Ho smesso di lavorare qualche anno fa, è stato come strapparsi un arto: di colpo sono passata da quindici e più ore giornaliere d’impegno a zero totale, telefoni muti e nessuno a spremermi. Poche preoccupazioni, neanche un goccio di adrenalina. Amavo profondamente il mio lavoro, non capita a tutti di essere pagati per ciò che si sa fare davvero.

Mi sono messa a scrivere per conto mio: per un bisogno impellente, per i personaggi che urlavano in testa, per le storie che mi rapivano alla realtà, blablabla etcetc.

Ho buttato giù la traccia (una luuunga traccia), incastrato vicende e persone e via. Ho capito subito che non sarebbe stato come scrivere un racconto, per quanto lungo. Il tempo passava, le pagine (dritte o storte) aumentavano senza mostrare il fondo.

Altro che scrittori maledetti, altro che alcol e genio & sregolatezza: ho scoperto che la scrittura è un lavoro da artigiano, quasi da certosino, testa a cuocere e pedalare.

Tante volte sono stata sul punto di abbandonare. Poi ho raggiunto la metà, e il punto dopo la metà, e una parte di me, vedendomi esausta, è andata in giro (soprattutto per il web) a cercare risorse: e allora avanti coi siti di crescita personale e i gruppi di discussione, aforismi motivazionali a gogo e Ted Talk su procrastinazione e disciplina e forza di volontà; sotto con le tecniche del pomodoro, del peperone, con le sfide da quindici minuti e da novanta giorni. Ma la fine sembrava ancora lontana.

Se scrivi un romanzo non devi rendere conto a nessuno, non sei stritolato dalle scadenze, dai clienti né dai datori di lavoro, ed è quindi più facile indulgere al riposo. Soprattutto se rallentare ti dà una gratificazione immediata: una bella giornata con chi ami, una vacanza improvvisata, qualche ora di shopping, tempo per te e le tue passioni.

E allora perché ostinarsi al sacrificio, perché scrivere parole che a rileggerle fanno schifo?

Poi ho trovato il mio metodo, quello stesso che mi ha trascinato per i capelli fino alla meta: senza rinunciare alle diverse tecniche per sviluppare l’autodisciplina, ho deciso di assegnarmi uno stipendio. Esatto, di pagarmi. Perché se non ci credo io, chi ci crede?

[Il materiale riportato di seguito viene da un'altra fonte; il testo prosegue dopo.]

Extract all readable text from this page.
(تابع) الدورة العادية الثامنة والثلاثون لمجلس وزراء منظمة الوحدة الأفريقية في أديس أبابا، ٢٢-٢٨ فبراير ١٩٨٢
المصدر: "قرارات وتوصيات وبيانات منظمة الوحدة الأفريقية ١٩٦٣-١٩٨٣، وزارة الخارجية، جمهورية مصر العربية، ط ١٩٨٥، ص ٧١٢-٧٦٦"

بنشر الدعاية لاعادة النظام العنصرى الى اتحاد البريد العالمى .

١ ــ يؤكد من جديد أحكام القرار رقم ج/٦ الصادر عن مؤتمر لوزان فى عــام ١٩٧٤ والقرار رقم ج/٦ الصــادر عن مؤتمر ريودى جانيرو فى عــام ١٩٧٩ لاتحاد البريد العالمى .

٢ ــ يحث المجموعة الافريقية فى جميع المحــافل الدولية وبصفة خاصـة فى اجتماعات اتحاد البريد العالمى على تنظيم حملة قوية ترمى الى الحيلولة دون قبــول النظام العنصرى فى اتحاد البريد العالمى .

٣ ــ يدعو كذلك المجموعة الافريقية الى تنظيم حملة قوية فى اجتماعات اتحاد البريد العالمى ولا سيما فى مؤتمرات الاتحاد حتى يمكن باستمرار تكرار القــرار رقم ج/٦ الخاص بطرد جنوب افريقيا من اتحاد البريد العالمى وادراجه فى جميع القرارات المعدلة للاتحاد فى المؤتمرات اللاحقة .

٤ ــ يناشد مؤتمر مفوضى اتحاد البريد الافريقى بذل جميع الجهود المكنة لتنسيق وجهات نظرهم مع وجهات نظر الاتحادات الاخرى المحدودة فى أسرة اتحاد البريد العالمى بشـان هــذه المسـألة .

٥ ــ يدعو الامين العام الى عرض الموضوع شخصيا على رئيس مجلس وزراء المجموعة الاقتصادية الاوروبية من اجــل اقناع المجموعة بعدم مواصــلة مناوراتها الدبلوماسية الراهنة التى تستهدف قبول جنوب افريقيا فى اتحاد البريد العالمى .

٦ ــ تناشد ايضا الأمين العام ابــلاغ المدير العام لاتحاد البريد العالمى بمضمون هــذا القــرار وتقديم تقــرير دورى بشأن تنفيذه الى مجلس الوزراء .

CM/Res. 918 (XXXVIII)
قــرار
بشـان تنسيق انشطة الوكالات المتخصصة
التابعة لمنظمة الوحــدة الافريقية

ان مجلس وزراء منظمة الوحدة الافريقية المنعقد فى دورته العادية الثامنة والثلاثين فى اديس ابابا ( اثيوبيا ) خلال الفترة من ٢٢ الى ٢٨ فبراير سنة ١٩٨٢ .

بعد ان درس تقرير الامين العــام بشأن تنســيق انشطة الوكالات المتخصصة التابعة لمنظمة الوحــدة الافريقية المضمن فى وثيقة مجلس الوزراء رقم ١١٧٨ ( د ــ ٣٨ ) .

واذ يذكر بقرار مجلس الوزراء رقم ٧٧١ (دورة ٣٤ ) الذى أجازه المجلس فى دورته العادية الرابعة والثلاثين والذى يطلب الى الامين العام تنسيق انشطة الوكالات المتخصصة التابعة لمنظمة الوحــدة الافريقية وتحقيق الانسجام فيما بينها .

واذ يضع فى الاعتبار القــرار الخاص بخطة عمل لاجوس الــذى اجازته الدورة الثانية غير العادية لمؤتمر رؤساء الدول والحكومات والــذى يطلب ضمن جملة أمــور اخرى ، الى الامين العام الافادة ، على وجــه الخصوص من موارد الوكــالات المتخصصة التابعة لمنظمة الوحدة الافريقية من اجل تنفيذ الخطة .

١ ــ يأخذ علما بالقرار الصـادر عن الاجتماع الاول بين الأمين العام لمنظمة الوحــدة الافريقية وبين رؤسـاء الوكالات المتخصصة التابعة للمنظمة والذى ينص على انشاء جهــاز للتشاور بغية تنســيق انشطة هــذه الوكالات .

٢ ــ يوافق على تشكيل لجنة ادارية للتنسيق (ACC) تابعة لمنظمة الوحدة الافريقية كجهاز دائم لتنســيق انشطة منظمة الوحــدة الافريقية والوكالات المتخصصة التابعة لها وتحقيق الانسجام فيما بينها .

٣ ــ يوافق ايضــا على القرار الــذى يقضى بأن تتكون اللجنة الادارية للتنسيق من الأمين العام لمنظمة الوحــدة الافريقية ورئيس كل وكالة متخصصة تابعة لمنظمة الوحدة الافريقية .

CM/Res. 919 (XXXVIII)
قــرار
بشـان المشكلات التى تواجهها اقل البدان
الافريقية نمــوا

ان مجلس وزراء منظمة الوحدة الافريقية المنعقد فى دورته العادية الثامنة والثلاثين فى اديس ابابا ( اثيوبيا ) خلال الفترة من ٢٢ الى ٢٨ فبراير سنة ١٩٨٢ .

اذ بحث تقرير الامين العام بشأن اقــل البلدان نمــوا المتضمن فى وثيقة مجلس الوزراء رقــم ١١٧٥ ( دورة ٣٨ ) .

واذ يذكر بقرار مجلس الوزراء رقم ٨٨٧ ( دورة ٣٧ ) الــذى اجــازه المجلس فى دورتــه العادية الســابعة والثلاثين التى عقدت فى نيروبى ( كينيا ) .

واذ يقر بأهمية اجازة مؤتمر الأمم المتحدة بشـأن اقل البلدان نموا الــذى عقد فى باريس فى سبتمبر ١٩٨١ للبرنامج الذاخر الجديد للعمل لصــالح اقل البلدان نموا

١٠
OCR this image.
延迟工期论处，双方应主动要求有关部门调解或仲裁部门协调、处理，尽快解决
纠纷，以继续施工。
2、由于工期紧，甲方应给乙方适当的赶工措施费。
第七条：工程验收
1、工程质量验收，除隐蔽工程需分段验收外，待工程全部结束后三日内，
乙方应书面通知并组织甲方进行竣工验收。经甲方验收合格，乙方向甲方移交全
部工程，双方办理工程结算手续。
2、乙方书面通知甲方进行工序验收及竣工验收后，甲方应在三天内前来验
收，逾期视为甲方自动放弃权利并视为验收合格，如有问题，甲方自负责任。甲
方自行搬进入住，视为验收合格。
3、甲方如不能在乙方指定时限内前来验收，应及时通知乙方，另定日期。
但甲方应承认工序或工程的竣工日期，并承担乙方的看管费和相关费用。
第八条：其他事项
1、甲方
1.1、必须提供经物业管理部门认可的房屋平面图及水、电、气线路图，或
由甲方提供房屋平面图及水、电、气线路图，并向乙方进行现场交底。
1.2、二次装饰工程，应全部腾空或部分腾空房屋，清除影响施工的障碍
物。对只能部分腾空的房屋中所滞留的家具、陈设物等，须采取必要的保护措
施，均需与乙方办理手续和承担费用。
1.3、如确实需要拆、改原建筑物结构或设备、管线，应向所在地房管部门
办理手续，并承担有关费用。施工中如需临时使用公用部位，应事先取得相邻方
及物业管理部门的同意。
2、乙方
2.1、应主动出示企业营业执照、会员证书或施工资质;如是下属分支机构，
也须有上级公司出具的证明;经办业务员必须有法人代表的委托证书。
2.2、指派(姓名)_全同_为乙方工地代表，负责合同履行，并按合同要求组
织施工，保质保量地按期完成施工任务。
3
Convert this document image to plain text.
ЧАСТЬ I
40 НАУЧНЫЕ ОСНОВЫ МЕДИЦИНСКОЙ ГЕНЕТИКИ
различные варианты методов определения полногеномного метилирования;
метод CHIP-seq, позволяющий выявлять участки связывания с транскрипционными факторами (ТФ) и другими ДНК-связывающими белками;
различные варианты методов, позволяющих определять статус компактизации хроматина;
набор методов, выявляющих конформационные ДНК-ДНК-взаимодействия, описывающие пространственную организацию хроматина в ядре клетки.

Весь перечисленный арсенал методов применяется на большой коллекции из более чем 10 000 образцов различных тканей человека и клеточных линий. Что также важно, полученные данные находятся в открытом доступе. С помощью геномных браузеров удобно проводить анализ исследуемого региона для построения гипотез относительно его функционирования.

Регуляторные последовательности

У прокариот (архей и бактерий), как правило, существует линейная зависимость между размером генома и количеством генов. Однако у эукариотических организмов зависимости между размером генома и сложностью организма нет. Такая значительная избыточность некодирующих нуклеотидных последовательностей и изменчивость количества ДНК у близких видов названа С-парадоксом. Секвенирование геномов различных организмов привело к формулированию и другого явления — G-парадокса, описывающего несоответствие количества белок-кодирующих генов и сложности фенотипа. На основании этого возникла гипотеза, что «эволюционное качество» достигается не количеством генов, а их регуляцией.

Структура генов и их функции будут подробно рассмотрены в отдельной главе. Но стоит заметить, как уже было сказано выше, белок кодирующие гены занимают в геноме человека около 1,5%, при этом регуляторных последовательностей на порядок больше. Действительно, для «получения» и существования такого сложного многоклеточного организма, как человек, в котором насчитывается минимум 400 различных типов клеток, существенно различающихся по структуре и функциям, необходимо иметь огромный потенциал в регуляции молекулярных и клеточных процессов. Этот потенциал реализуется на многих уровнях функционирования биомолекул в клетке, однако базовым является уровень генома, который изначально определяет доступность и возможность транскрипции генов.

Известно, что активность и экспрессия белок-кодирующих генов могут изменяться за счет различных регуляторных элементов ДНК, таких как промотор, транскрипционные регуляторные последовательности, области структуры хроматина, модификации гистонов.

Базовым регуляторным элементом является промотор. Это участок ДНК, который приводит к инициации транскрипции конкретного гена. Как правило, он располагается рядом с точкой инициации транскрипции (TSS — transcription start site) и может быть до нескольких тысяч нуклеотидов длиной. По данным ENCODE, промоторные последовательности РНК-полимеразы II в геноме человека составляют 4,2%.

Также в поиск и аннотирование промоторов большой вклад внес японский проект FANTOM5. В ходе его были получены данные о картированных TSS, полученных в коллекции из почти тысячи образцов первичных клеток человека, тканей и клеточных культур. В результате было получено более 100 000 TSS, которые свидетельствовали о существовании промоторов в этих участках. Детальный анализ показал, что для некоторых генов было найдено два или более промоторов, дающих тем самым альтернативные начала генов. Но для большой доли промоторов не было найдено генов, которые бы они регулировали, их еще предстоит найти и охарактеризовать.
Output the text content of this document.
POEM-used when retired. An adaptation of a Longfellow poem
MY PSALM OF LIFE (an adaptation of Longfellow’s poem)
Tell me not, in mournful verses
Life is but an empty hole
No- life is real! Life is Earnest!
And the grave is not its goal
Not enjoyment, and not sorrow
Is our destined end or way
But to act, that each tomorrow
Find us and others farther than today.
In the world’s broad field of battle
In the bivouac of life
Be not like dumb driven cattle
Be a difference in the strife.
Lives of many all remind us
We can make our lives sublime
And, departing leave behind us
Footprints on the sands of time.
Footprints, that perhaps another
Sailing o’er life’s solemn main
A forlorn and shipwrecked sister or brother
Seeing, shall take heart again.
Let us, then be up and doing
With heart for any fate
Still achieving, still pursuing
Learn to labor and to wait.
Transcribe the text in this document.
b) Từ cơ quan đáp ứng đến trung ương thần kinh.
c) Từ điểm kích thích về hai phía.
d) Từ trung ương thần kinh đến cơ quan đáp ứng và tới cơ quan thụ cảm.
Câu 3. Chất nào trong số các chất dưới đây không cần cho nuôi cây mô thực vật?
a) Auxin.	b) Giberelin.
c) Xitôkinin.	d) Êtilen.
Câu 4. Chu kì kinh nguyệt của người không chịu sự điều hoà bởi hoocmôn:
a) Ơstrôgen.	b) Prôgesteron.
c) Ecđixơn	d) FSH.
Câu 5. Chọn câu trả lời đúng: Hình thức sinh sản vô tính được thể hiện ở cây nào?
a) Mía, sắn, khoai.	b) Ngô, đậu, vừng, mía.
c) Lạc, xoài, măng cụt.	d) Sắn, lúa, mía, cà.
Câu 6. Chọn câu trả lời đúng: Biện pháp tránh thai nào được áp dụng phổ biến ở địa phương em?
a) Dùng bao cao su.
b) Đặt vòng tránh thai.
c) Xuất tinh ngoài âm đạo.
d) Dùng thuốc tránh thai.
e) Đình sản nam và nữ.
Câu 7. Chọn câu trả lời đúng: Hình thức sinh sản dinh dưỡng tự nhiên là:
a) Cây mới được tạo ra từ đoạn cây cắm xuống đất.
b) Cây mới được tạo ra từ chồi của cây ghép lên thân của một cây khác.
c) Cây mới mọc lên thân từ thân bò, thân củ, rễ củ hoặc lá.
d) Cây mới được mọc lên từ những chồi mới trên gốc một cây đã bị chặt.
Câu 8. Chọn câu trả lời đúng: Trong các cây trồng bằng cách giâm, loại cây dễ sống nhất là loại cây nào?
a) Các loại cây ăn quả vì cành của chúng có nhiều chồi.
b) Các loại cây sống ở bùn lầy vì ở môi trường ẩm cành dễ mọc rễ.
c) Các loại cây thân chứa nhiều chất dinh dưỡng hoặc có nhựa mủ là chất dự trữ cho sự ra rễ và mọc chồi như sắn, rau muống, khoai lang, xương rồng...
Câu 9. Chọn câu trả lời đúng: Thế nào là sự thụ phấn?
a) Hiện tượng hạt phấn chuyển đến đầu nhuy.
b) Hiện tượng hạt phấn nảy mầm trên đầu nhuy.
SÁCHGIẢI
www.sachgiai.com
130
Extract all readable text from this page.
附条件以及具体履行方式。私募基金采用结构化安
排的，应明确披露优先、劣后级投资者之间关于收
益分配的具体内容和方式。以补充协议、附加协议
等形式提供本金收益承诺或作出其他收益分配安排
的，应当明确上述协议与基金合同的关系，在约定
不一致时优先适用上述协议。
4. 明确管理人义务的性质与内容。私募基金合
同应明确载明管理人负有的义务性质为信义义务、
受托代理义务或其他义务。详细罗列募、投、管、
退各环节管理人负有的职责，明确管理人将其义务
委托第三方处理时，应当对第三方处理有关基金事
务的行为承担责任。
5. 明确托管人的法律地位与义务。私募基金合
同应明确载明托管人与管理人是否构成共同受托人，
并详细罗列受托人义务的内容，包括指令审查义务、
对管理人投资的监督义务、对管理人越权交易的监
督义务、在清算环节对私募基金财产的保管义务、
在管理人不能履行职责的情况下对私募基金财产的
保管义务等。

Ho preso un barattolo molto grande, tipo quelli delle drogherie di una volta per le caramelle di eucalipto o le liquirizie e le violette. Ho attaccato su una bella etichetta a fiori: STIPENDIO PER IL ROMANZO – 0,01 centesimi a parola (il compenso per la revisione era inferiore).

Da quel momento ho scritto almeno duemila parole al giorno, e ogni sera ho versato lo stipendio nel barattolo. Non ricordo come io abbia speso i soldi così guadagnati, probabilmente ho pagato il bollo auto e poco altro, però l’idea che qualcuno credesse in me tanto da investire denaro è servita eccome.

Adesso vorrei scrivere un secondo romanzo (ancora per qualche anno non potrò lavorare, perciò ne approfitto). Prima del lockdown ho tirato giù una traccia (che non mi convince) e ho affittato una scrivania in coworking.

So che sarà più difficile, la delusione del primo romanzo si fa ancora sentire, ma cercherò di andare avanti col paraocchi, col paraorecchie, con l’armatura.

Ogni suggerimento è ben accetto.

 

– Vattene a nanna, che è tardi.

– Non intendevo ques… va bene, buonanotte.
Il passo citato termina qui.